Abstract
Fig. 1 of this report shows the typical values of heat transfered Q0 and the coefficient of heat transfer α obtained from our previous experiment, in which high temperatune bodies were quenched into water. As may be noted from this illustration, both the heat transfered and its coefficient are not constant throughout the cooling time, but have a maximum and a minimum value. The explanation of such a change of state can be mentioned as follows.
(i) The state A to C in Fig. 1.
Q0 is divided into two parts; the convection heat quantity Qa and the conduction heat quantity Qc in liquid. The former increases with the progress of state but the latter decreases contrariwise, so that Q0, the sum of Qa and Qc, changes from A to C through B as shown in the above figure. The evaporation in the state between A and C was considered to be the film state boiling, and the effect of radiation heat was found to be negligible small by our computation.

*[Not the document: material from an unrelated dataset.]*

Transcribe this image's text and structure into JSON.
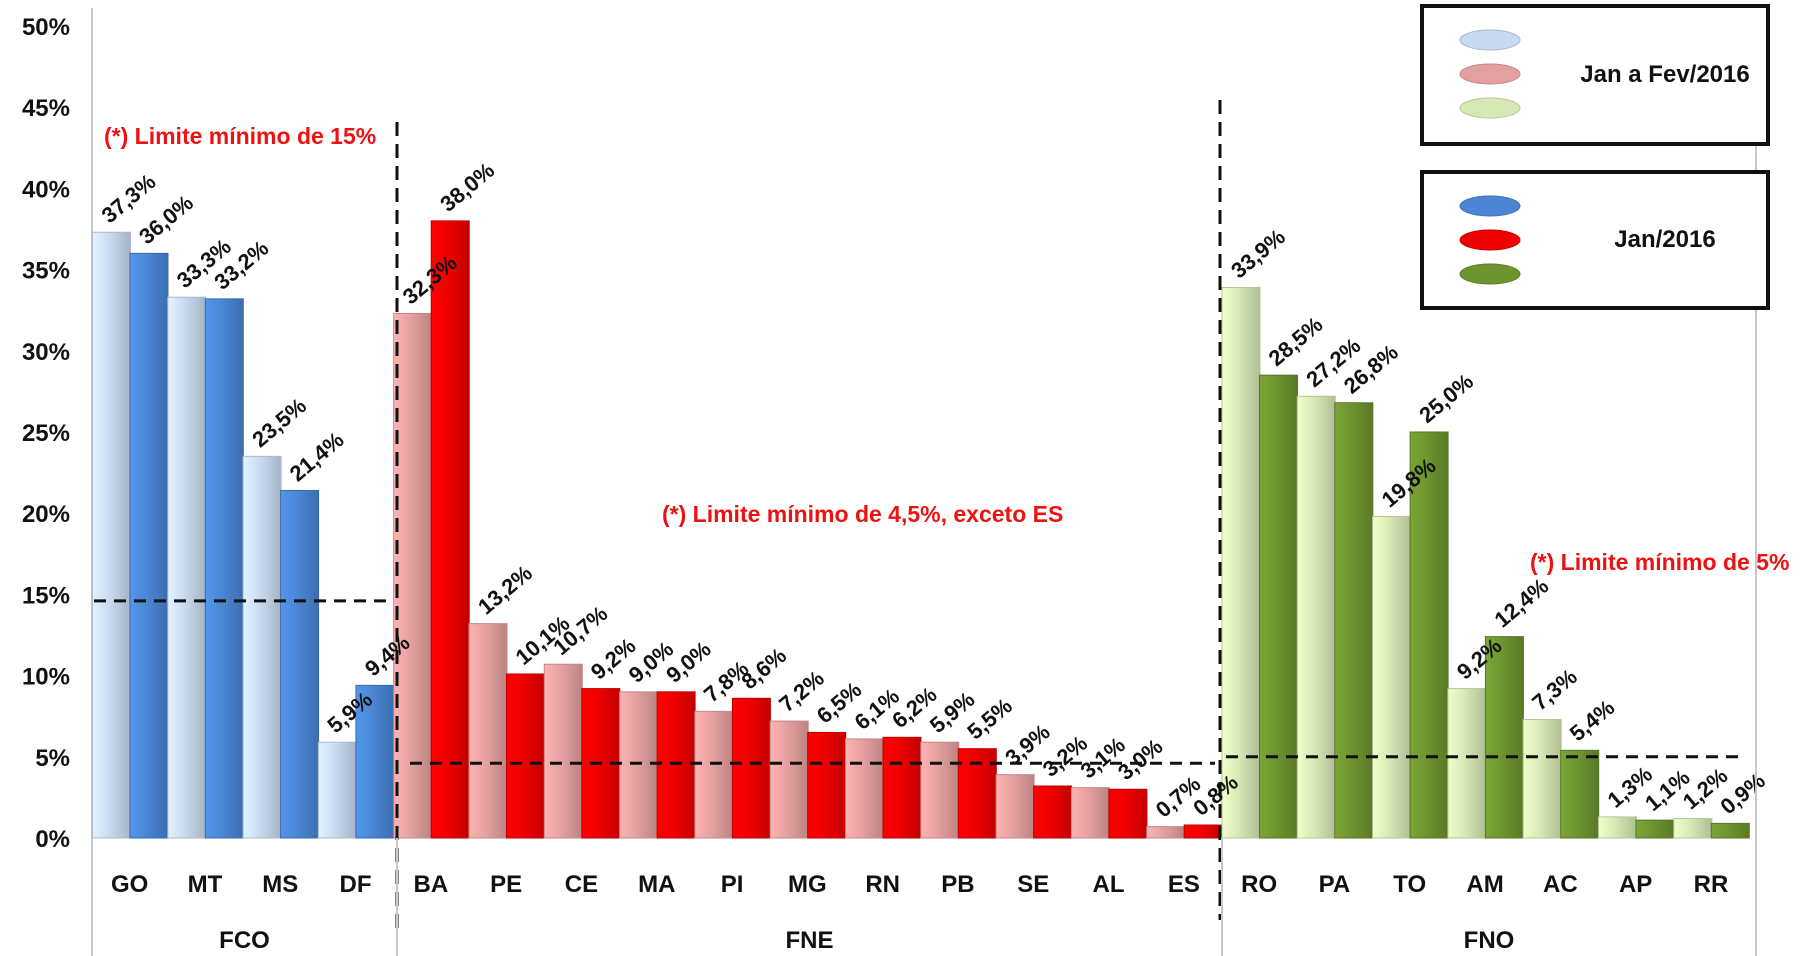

(ii) The state C to E in Fig. 1.
Qa and Qc both decrease with the lapse of time, and the bubble state boiling disappears at point D and its vicinity. Since then a body is cooled only by the convection of turbulent flow of liquid.
It may be said that the cooling ability of a cooling medium depends chiefly upon the intensity of cooling in the state between A and C. We studied the various behaviors of physical properties acted at the rapid cooling.